We consider termination of the LCTRS with only rule scheme Calc:

  Signature: f :: Int -> Int -> A
             g :: Int -> Int -> A

  Rules: f(x, y) -> g(x, y - 1) | x = x /\ y >= 0
         g(x, y) -> f(x, y) | x = x /\ y = y

The system is accessible function passing by a sort ordering that equates all sorts.

We start by computing the initial DP problem D1 = (P1, R, i, c), where:

  P1. (1) f#(x, y) => g#(x, y - 1) | x = x /\ y >= 0
      (2) g#(x, y) => f#(x, y) | x = x /\ y = y

***** We apply the Chaining Processor Processor on D1 = (P1, R, i, c).
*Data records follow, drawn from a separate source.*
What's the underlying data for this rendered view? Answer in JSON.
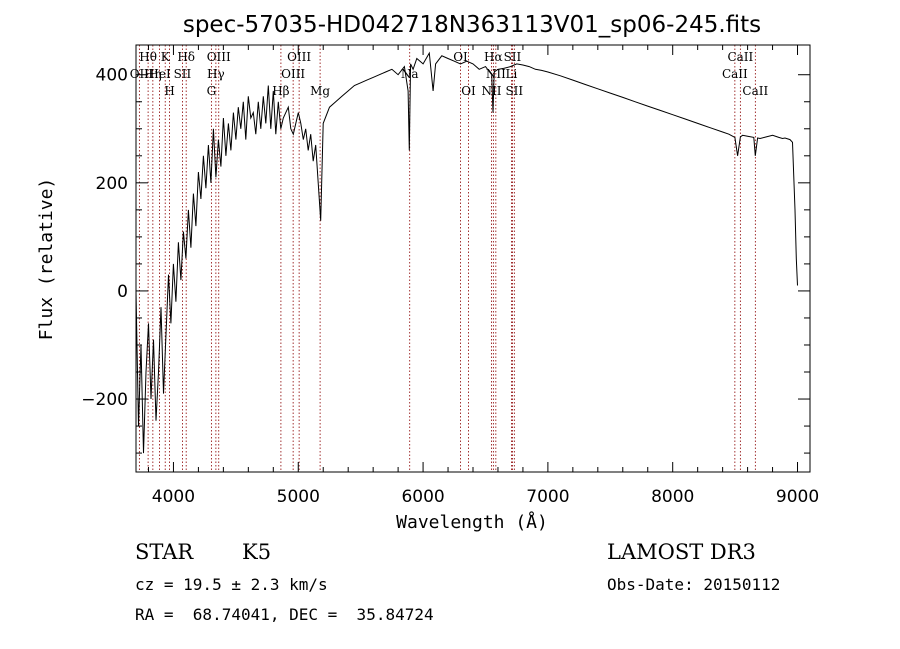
{
  "chart_data": {
    "type": "line",
    "title": "spec-57035-HD042718N363113V01_sp06-245.fits",
    "xlabel": "Wavelength (Å)",
    "ylabel": "Flux (relative)",
    "xlim": [
      3700,
      9100
    ],
    "ylim": [
      -335,
      455
    ],
    "xticks": [
      4000,
      5000,
      6000,
      7000,
      8000,
      9000
    ],
    "yticks": [
      -200,
      0,
      200,
      400
    ],
    "xtick_labels": [
      "4000",
      "5000",
      "6000",
      "7000",
      "8000",
      "9000"
    ],
    "ytick_labels": [
      "−200",
      "0",
      "200",
      "400"
    ],
    "series": [
      {
        "name": "spectrum",
        "x": [
          3700,
          3720,
          3740,
          3760,
          3780,
          3800,
          3820,
          3840,
          3860,
          3880,
          3900,
          3920,
          3940,
          3960,
          3980,
          4000,
          4020,
          4040,
          4060,
          4080,
          4100,
          4120,
          4140,
          4160,
          4180,
          4200,
          4220,
          4240,
          4260,
          4280,
          4300,
          4320,
          4340,
          4360,
          4380,
          4400,
          4420,
          4440,
          4460,
          4480,
          4500,
          4520,
          4540,
          4560,
          4580,
          4600,
          4620,
          4640,
          4660,
          4680,
          4700,
          4720,
          4740,
          4760,
          4780,
          4800,
          4820,
          4840,
          4860,
          4880,
          4900,
          4920,
          4940,
          4960,
          4980,
          5000,
          5020,
          5040,
          5060,
          5080,
          5100,
          5120,
          5140,
          5160,
          5180,
          5200,
          5250,
          5300,
          5350,
          5400,
          5450,
          5500,
          5550,
          5600,
          5650,
          5700,
          5750,
          5800,
          5850,
          5880,
          5890,
          5900,
          5920,
          5950,
          6000,
          6050,
          6080,
          6100,
          6150,
          6200,
          6250,
          6300,
          6350,
          6400,
          6450,
          6500,
          6550,
          6560,
          6570,
          6600,
          6650,
          6700,
          6750,
          6800,
          6850,
          6900,
          6950,
          7000,
          7100,
          7200,
          7300,
          7400,
          7500,
          7600,
          7700,
          7800,
          7900,
          8000,
          8100,
          8200,
          8300,
          8400,
          8450,
          8498,
          8520,
          8542,
          8560,
          8600,
          8650,
          8662,
          8680,
          8700,
          8750,
          8800,
          8850,
          8880,
          8900,
          8940,
          8960,
          8980,
          8990,
          9000
        ],
        "y": [
          0,
          -250,
          -100,
          -300,
          -150,
          -60,
          -200,
          -90,
          -240,
          -150,
          -30,
          -190,
          -80,
          30,
          -60,
          50,
          -20,
          90,
          20,
          110,
          60,
          150,
          80,
          180,
          120,
          220,
          170,
          250,
          190,
          270,
          200,
          300,
          210,
          280,
          230,
          320,
          250,
          310,
          260,
          330,
          280,
          340,
          300,
          350,
          280,
          360,
          320,
          330,
          290,
          350,
          300,
          360,
          310,
          380,
          300,
          370,
          290,
          350,
          300,
          320,
          330,
          340,
          300,
          290,
          310,
          330,
          310,
          280,
          300,
          260,
          290,
          240,
          270,
          200,
          130,
          310,
          340,
          350,
          360,
          370,
          380,
          385,
          390,
          395,
          400,
          405,
          410,
          400,
          415,
          370,
          260,
          420,
          410,
          430,
          420,
          440,
          370,
          420,
          435,
          430,
          425,
          420,
          425,
          420,
          410,
          415,
          400,
          330,
          405,
          410,
          412,
          415,
          420,
          418,
          415,
          410,
          408,
          405,
          398,
          390,
          382,
          374,
          366,
          358,
          350,
          342,
          334,
          326,
          318,
          310,
          302,
          294,
          290,
          284,
          250,
          285,
          288,
          286,
          284,
          250,
          283,
          282,
          285,
          288,
          284,
          282,
          283,
          280,
          275,
          150,
          60,
          10
        ]
      }
    ],
    "spectral_lines": [
      {
        "name": "Hθ",
        "wave": 3797,
        "row": 0
      },
      {
        "name": "OII",
        "wave": 3727,
        "row": 1
      },
      {
        "name": "Hη",
        "wave": 3835,
        "row": 1
      },
      {
        "name": "HeI",
        "wave": 3889,
        "row": 1
      },
      {
        "name": "K",
        "wave": 3934,
        "row": 0
      },
      {
        "name": "H",
        "wave": 3969,
        "row": 2
      },
      {
        "name": "SII",
        "wave": 4072,
        "row": 1
      },
      {
        "name": "Hδ",
        "wave": 4102,
        "row": 0
      },
      {
        "name": "OIII",
        "wave": 4363,
        "row": 0
      },
      {
        "name": "Hγ",
        "wave": 4340,
        "row": 1
      },
      {
        "name": "G",
        "wave": 4304,
        "row": 2
      },
      {
        "name": "Hβ",
        "wave": 4861,
        "row": 2
      },
      {
        "name": "OIII",
        "wave": 4959,
        "row": 1
      },
      {
        "name": "OIII",
        "wave": 5007,
        "row": 0
      },
      {
        "name": "Mg",
        "wave": 5175,
        "row": 2
      },
      {
        "name": "Na",
        "wave": 5893,
        "row": 1
      },
      {
        "name": "OI",
        "wave": 6300,
        "row": 0
      },
      {
        "name": "OI",
        "wave": 6364,
        "row": 2
      },
      {
        "name": "NII",
        "wave": 6548,
        "row": 2
      },
      {
        "name": "Hα",
        "wave": 6563,
        "row": 0
      },
      {
        "name": "NII",
        "wave": 6583,
        "row": 1
      },
      {
        "name": "SII",
        "wave": 6716,
        "row": 0
      },
      {
        "name": "SII",
        "wave": 6731,
        "row": 2
      },
      {
        "name": "Li",
        "wave": 6708,
        "row": 1
      },
      {
        "name": "CaII",
        "wave": 8498,
        "row": 1
      },
      {
        "name": "CaII",
        "wave": 8542,
        "row": 0
      },
      {
        "name": "CaII",
        "wave": 8662,
        "row": 2
      }
    ]
  },
  "info": {
    "object_class": "STAR",
    "subclass": "K5",
    "survey": "LAMOST DR3",
    "cz": "cz = 19.5 ± 2.3 km/s",
    "obs_date": "Obs-Date: 20150112",
    "coords": "RA =  68.74041, DEC =  35.84724"
  },
  "colors": {
    "spectrum": "#000000",
    "line_marker": "#8b0000",
    "axis": "#000000"
  }
}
We chain DPs according to the following mapping:


  g#(x, y) => g#(x, y - 1) | x = x /\ y = y /\ (x = x /\ y >= 0)  is obtained by chaining  g#(x, y) => f#(x, y) | x = x /\ y = y and f#(x', y') => g#(x', y' - 1) | x' = x' /\ y' >= 0


The following DPs were deleted:

g#(x, y) => f#(x, y) | x = x /\ y = y

f#(x, y) => g#(x, y - 1) | x = x /\ y >= 0


By chaining, we added 1 DPs and removed 2 DPs.

Processor output: { D2 = (P2, R, i, c) }, where:

  P2. (1) g#(x, y) => g#(x, y - 1) | x = x /\ y = y /\ (x = x /\ y >= 0)

***** We apply the Integer Function Processor on D2 = (P2, R, i, c).

We use the following integer mapping:

  J(g#) = arg_2

We thus have:

  (1) x = x /\ y = y /\ (x = x /\ y >= 0) |= y > y - 1 (and y >= 0)

All DPs are strictly oriented, and may be removed.  Hence, this DP problem is finite.

Processor output: { }.